112th United States Colored Infantry (US)

aka: Fifth Arkansas Volunteer Infantry (African Descent)

The 112th United States Colored Infantry was a United States Colored Troops (USCT) regiment formed in Arkansas during the Civil War. Consisting of former slaves, the unit was originally known as the Fifth Arkansas Volunteer Infantry (African Descent).

The arrival of Federal troops in the state in 1862 brought hundreds of former slaves into Union lines. After the Army of the Southwest took the Mississippi River port of Helena (Phillips County), thousands of slaves made their way to the city and to the protection of the Union forces. Taking advantage of this source of manpower, Federal authorities began to organize military units of freedmen in 1863. The First Arkansas Volunteer Infantry Regiment (African Descent) was formed in April 1863 in Helena. Other units soon followed, and after the fall of Little Rock (Pulaski County) to Union forces in September 1863, more units were formed in the city.

The Fifth Arkansas began recruiting in May 1864. Over the rest of the year, only about 400 men joined the unit—a number substantially lower than the required 1,000 needed to form a complete regiment. The commanding officer of the Fifth Arkansas—which was organized into four companies—was Lieutenant Colonel John G. Gustafson, who previously served in the Third Minnesota Infantry.

The Fifth Arkansas spent most of its time performing physical labor rather than drilling or completing other military duties. When it first began its service, it was not part of a larger brigade. Assigned to the First Division of the Seventh Corps, the regiment’s name was changed to the 112th United States Colored Infantry by August 31, 1864.

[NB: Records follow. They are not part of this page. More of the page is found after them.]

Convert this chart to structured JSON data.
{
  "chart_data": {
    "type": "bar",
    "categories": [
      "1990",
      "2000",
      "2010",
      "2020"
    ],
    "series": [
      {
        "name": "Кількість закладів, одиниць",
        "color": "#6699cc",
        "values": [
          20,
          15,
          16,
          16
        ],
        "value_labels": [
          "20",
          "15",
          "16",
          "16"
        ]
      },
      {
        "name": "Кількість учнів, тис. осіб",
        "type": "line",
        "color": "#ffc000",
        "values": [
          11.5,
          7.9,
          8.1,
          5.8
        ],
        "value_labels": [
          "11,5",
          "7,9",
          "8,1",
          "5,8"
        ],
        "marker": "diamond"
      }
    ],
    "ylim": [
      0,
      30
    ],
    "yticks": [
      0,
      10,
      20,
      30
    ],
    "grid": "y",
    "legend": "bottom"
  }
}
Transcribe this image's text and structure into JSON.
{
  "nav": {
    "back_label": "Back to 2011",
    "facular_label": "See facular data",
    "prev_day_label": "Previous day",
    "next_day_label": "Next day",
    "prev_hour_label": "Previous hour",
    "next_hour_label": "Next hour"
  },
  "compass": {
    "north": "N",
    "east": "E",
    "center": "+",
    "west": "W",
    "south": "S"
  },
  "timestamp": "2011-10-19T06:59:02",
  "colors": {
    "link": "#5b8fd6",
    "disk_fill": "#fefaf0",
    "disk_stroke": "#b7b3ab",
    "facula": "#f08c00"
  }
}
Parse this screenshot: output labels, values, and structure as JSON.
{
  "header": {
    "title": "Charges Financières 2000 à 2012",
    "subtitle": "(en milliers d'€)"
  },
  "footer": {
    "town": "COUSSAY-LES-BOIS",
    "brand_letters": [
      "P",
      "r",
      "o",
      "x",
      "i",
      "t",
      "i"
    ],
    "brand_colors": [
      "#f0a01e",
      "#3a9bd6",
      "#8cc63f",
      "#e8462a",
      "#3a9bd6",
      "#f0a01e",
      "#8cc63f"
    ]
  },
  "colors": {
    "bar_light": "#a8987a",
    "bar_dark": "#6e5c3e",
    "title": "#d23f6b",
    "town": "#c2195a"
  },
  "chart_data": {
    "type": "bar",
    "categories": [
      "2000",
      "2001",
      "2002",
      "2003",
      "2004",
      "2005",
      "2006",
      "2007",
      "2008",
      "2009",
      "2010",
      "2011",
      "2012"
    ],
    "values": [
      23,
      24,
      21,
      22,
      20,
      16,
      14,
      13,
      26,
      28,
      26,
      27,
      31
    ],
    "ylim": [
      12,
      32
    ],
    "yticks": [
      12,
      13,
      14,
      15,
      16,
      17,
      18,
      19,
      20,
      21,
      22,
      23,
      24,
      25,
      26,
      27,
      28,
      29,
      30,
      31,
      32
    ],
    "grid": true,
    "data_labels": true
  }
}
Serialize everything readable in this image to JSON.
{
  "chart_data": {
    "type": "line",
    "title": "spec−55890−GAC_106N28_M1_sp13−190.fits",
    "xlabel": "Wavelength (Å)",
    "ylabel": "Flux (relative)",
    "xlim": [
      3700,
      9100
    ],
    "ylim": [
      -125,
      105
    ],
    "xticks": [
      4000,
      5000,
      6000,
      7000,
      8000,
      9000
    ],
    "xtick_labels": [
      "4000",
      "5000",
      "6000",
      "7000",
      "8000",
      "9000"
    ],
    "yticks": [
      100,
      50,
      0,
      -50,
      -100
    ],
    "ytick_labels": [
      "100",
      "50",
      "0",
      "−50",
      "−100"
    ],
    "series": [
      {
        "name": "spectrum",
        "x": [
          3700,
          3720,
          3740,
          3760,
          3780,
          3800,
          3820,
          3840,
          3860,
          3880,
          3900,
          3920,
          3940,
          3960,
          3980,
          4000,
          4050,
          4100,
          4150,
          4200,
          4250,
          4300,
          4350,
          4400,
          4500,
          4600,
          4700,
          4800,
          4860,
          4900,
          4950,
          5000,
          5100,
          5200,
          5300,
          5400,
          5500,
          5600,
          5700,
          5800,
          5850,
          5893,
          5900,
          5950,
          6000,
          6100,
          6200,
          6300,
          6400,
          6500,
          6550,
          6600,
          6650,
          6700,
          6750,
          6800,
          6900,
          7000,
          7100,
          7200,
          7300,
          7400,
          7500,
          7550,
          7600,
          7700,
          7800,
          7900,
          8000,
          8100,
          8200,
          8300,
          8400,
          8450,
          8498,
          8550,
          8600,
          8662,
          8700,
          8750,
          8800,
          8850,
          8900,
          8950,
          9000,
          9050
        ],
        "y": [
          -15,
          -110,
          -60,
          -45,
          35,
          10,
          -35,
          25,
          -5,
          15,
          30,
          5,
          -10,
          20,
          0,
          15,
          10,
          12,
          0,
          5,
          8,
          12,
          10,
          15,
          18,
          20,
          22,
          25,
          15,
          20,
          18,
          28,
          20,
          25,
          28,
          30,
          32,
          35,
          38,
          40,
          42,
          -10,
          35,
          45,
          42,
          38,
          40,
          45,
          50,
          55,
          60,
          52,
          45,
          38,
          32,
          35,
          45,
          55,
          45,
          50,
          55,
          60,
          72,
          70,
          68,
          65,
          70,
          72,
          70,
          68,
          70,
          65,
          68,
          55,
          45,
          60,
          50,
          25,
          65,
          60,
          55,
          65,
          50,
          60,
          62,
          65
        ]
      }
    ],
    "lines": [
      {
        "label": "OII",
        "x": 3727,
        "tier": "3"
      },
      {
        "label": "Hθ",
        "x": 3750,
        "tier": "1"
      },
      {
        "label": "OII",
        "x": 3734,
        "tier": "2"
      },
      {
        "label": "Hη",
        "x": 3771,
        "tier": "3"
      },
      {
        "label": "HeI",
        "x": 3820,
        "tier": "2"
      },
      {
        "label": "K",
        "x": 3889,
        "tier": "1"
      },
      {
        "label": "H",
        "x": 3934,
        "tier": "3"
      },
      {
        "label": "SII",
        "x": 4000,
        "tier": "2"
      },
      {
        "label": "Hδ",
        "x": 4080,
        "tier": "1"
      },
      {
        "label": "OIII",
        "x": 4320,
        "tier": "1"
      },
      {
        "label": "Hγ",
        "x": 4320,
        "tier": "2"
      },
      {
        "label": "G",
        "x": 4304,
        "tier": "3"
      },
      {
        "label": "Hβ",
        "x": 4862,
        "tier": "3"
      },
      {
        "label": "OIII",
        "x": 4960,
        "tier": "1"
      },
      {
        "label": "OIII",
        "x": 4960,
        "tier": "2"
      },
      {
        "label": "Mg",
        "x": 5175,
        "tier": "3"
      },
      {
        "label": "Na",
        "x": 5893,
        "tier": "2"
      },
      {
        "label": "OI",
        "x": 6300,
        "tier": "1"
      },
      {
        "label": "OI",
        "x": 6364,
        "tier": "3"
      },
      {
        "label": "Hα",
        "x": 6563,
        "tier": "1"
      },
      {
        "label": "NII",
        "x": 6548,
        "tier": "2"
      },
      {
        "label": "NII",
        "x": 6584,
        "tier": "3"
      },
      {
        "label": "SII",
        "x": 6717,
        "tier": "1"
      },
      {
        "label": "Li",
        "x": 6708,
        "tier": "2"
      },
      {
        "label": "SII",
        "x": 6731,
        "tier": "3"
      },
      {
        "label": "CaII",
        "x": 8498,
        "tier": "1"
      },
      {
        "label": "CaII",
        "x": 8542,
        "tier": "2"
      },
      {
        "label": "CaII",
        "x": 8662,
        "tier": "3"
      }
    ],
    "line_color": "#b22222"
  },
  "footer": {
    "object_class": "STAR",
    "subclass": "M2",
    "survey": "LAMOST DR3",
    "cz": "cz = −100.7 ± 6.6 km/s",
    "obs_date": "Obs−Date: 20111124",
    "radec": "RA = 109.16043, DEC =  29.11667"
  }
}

The entire term of service for the regiment was spent working on a variety of tasks in Little Rock. Part of the regiment participated in one skirmish near Hickory Station when a train was derailed by Confederate forces. On February 1, 1865, the 112th joined the second brigade of the First Division. This brigade consisted of six USCT units. The 112th never recruited enough men to become a full-strength regiment but did gain an additional company to bring its total to five companies. In order to better manage the unit, the 112th consolidated with the 113th United States Colored Infantry and the Eleventh United States Colored Infantry on April 1, 1865. This regiment was known as 113th USCT (New), and it continued to serve in the Little Rock area until it was disbanded on April 9, 1866.

For additional information:
Gladstone, William. United States Colored Troops, 1863–1867. Gettysburg, PA: Thomas Publications, 1990.

Longacre, Edward G. “Letters from Little Rock of Captain James M. Bowler, 112th United States Colored Troops.” Arkansas Historical Quarterly 40 (Autumn 1981): 235–248.

David Sesser
Henderson State University


    My great-great-grandfather was the captain who was in the skirmish at Hickory Station, and I recently discovered a report from him describing it, which is exciting. Richard Curtis Custard was his name.